Here's the basic idea:
Under the new rules, each detainee will be assigned a U.S. military official, not a lawyer, to represent his interests and examine evidence against him. In proceedings before a board composed of military officers, detainees will have the right to call witnesses and present evidence when it is "reasonably available," the official said. The boards will determine whether detainees should be held by the United States, turned over to Afghan authorities or released. For those ordered held longer, the process will be repeated at six-month intervals.
The Bagram system is similar to the annual Administrative Review Boards used for suspected terrorists at the U.S. military prison at Guantanamo Bay, Cuba. Officials said the review proceedings at Bagram will mark an improvement in part because they will be held in detainees' home countries -- where witnesses and evidence are close at hand.
This new system then, would apply to Afghan nationals detained at Bagram. Historically speaking, few have ever challenged the authority of the military to detain enemy soldiers in an ongoing theater of war. What makes the whole situation complicated is that the U.S. isn't fighting uniformed soldiers, which makes the determination of who is an enemy and who isn't a complicated process -- and one that could create more enemies if handled improperly. Some human rights groups see enemy belligerents in Afghanistan not as "soldiers" but as criminals who, under international law, should be tried by local authorities. It should be emphasized that reports on the new system, as Lyle Denniston writes, give "no indication that the Administration is prepared to concede any role for the U.S. courts for the prisoners there." It's also not clear the new process will pass constitutional muster, since two previous incarnations of Confidential Status Review Tribunals didn't.
Some kind of review process is necessary because the circumstances under which Afghan detainees are captured are often shady -- sometimes the result of tribal rivalries, bounty hunters looking for a payoff, etc. But the new review process is also a sign of how difficult things are in Afghanistan. In a sense, human rights groups and the U.S. want the same thing: a functioning Afghan civil society in which criminals, including terrorists, can be tried by Afghan courts. It's another bad sign for American efforts there that, eight years into the war, the government doesn't trust the Afghan authorities to handle such problems -- and not without reason.

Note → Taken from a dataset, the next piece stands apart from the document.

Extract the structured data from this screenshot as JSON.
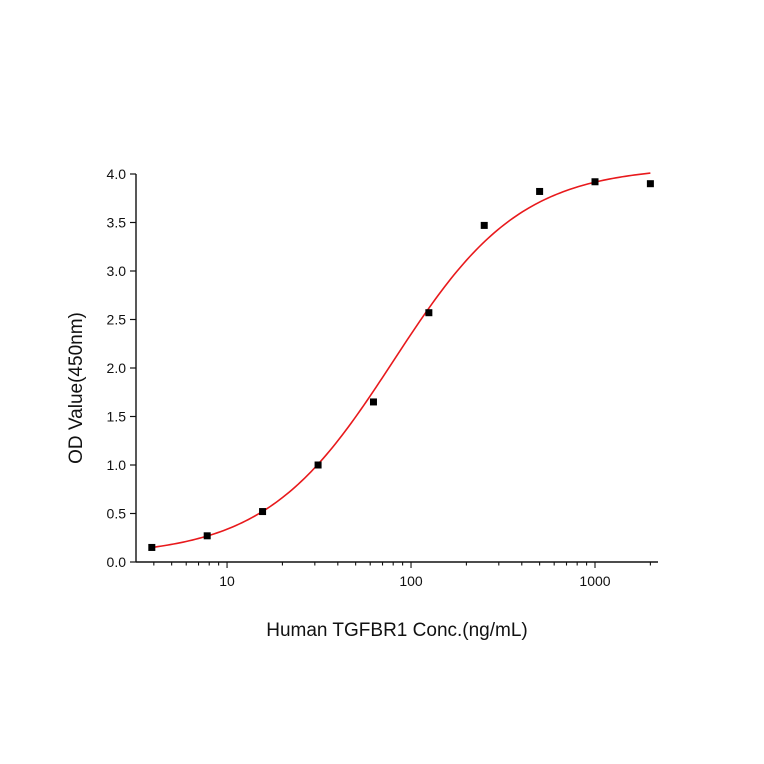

Even with the new review boards, there's just no way for a system of detention being instituted by a foreign military force to be seen as legitimate by the Afghan people. But, as Spencer Ackerman writes, there doesn't seem to be any visible plan for transferring detention authority to Afghans -- which gives you an impression of how far the administration thinks we are from a strong, functioning Afghan civil society that could handle them.